What was until recent years something BC people in a poll said should be preserved as a special, pristine and scenic natural environment is now a floating industrial park. Ship lights illuminate our nights and the maintenance banging rocks our days. Engines rumble and their smoke floats out of stacks 24-hours every day. The ship closest to Thetis has been dumping unidentified liquid almost daily for the past two weeks. As winds and tidal drifts change direction, the ships swing hundreds of metres and their anchor chains scrape the ocean floor.
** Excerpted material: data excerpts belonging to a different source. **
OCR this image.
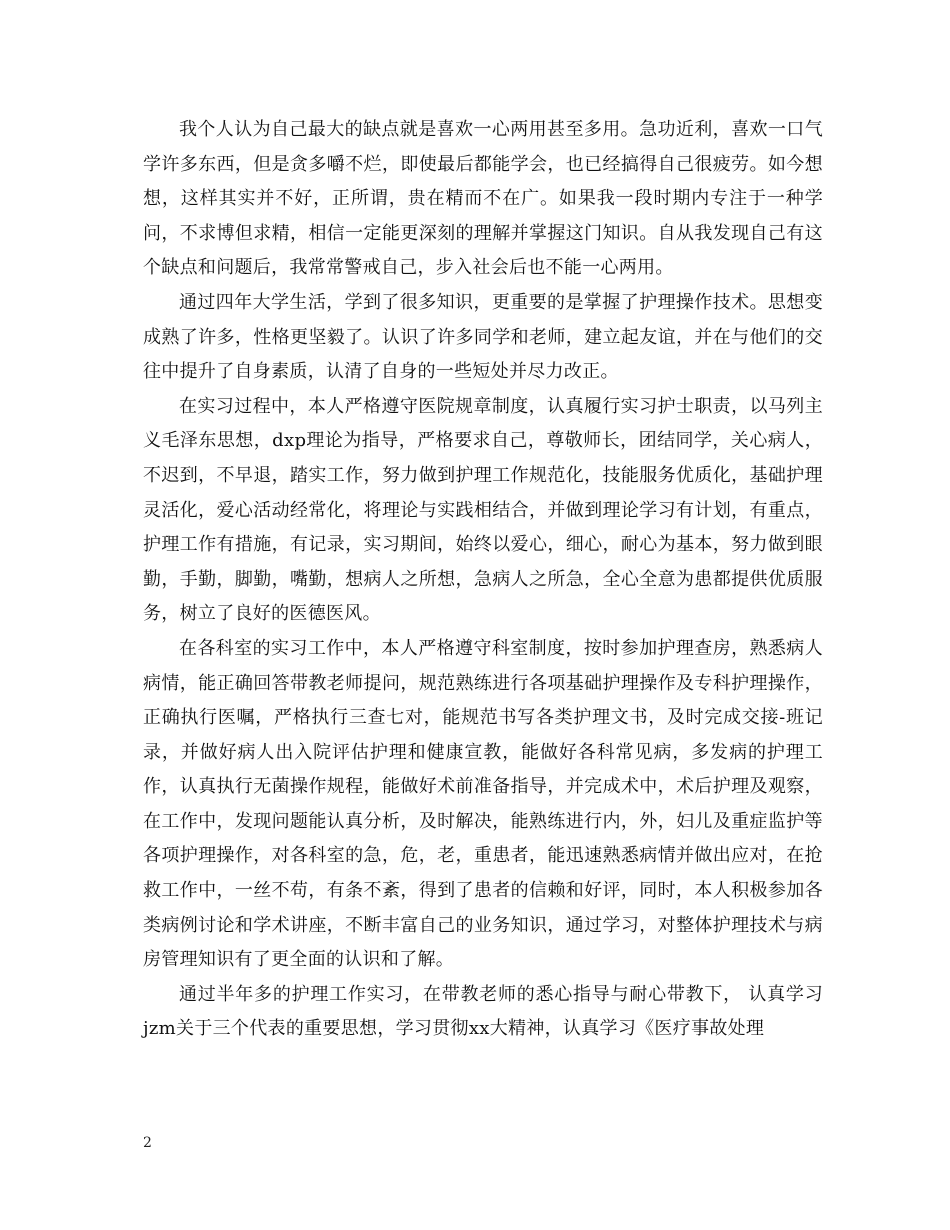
我个人认为自己最大的缺点就是喜欢一心两用甚至多用。急功近利，喜欢一口气学许多东西，但是贪多嚼不烂，即使最后都能学会，也已经搞得自己很疲劳。如今想想，这样其实并不好，正所谓，贵在精而不在广。如果我一段时期内专注于一种学问，不求博但求精，相信一定能更深刻的理解并掌握这门知识。自从我发现自己有这个缺点和问题后，我常常警戒自己，步入社会后也不能一心两用。

通过四年大学生活，学到了很多知识，更重要的是掌握了护理操作技术。思想变成熟了许多，性格更坚毅了。认识了许多同学和老师，建立起友谊，并在与他们的交往中提升了自身素质，认清了自身的一些短处并尽力改正。

在实习过程中，本人严格遵守医院规章制度，认真履行实习护士职责，以马列主义毛泽东思想，dxp理论为指导，严格要求自己，尊敬师长，团结同学，关心病人，不迟到，不早退，踏实工作，努力做到护理工作规范化，技能服务优质化，基础护理灵活化，爱心活动经常化，将理论与实践相结合，并做到理论学习有计划，有重点，护理工作有措施，有记录，实习期间，始终以爱心，细心，耐心为基本，努力做到眼勤，手勤，脚勤，嘴勤，想病人之所想，急病人之所急，全心全意为患都提供优质服务，树立了良好的医德医风。

在各科室的实习工作中，本人严格遵守科室制度，按时参加护理查房，熟悉病人病情，能正确回答带教老师提问，规范熟练进行各项基础护理操作及专科护理操作，正确执行医嘱，严格执行三查七对，能规范书写各类护理文书，及时完成交接-班记录，并做好病人出入院评估护理和健康宣教，能做好各科常见病，多发病的护理工作，认真执行无菌操作规程，能做好术前准备指导，并完成术中，术后护理及观察，在工作中，发现问题能认真分析，及时解决，能熟练进行内，外，妇儿及重症监护等各项护理操作，对各科室的急，危，老，重患者，能迅速熟悉病情并做出应对，在抢救工作中，一丝不苟，有条不紊，得到了患者的信赖和好评，同时，本人积极参加各类病例讨论和学术讲座，不断丰富自己的业务知识，通过学习，对整体护理技术与病房管理知识有了更全面的认识和了解。

通过半年多的护理工作实习，在带教老师的悉心指导与耐心带教下， 认真学习jzm关于三个代表的重要思想，学习贯彻xx大精神，认真学习《医疗事故处理

2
Our complaints to the federal government about the commercial armada parked here are met mostly with silence. If it does reply, the only message decipherable in the bafflegab is telling us to shut up because these ships are participants in Canada’s robust international trade, vital to our national interest. In other words, it’s necessary to mess up a place and its people for profit and progress.
Before you dismiss me as a greenish lefty, consider that many of these ships here are waiting to transport dirty coal from the U.S. to Asian cities to fire electrical generating plants. Canada, which proclaims itself an environmental leader, is hypocritically participating in a process that’s the single greatest contributor on earth to greenhouse gas emissions and climate change.
A neighbour this week called the Vancouver Fraser Port Authority to ask what liquid is being flushed from the nearest ship and why a tug boat had been circling it for hours. The Authority — who sends the ships here — said it didn’t know the answers and wouldn’t find out because Trincomali is beyond its jurisdiction. In fact, there’s no apparent oversight of the ships while they park for free here, some for up to 40 days.
We’ve turned to Islands Trust to take our side and bravely stand up for their mandate, the Islands Trust Act, provincial legislation that is supposed to preserve and protect the Gulf Islands, and that includes its surrounding waters. Whatever effort the Trust has made – even with a bylaw banning anchorages in much of Trincomali – it has obviously failed.”
“Excuses and promises haven’t and won’t stop the blighting of paradise.”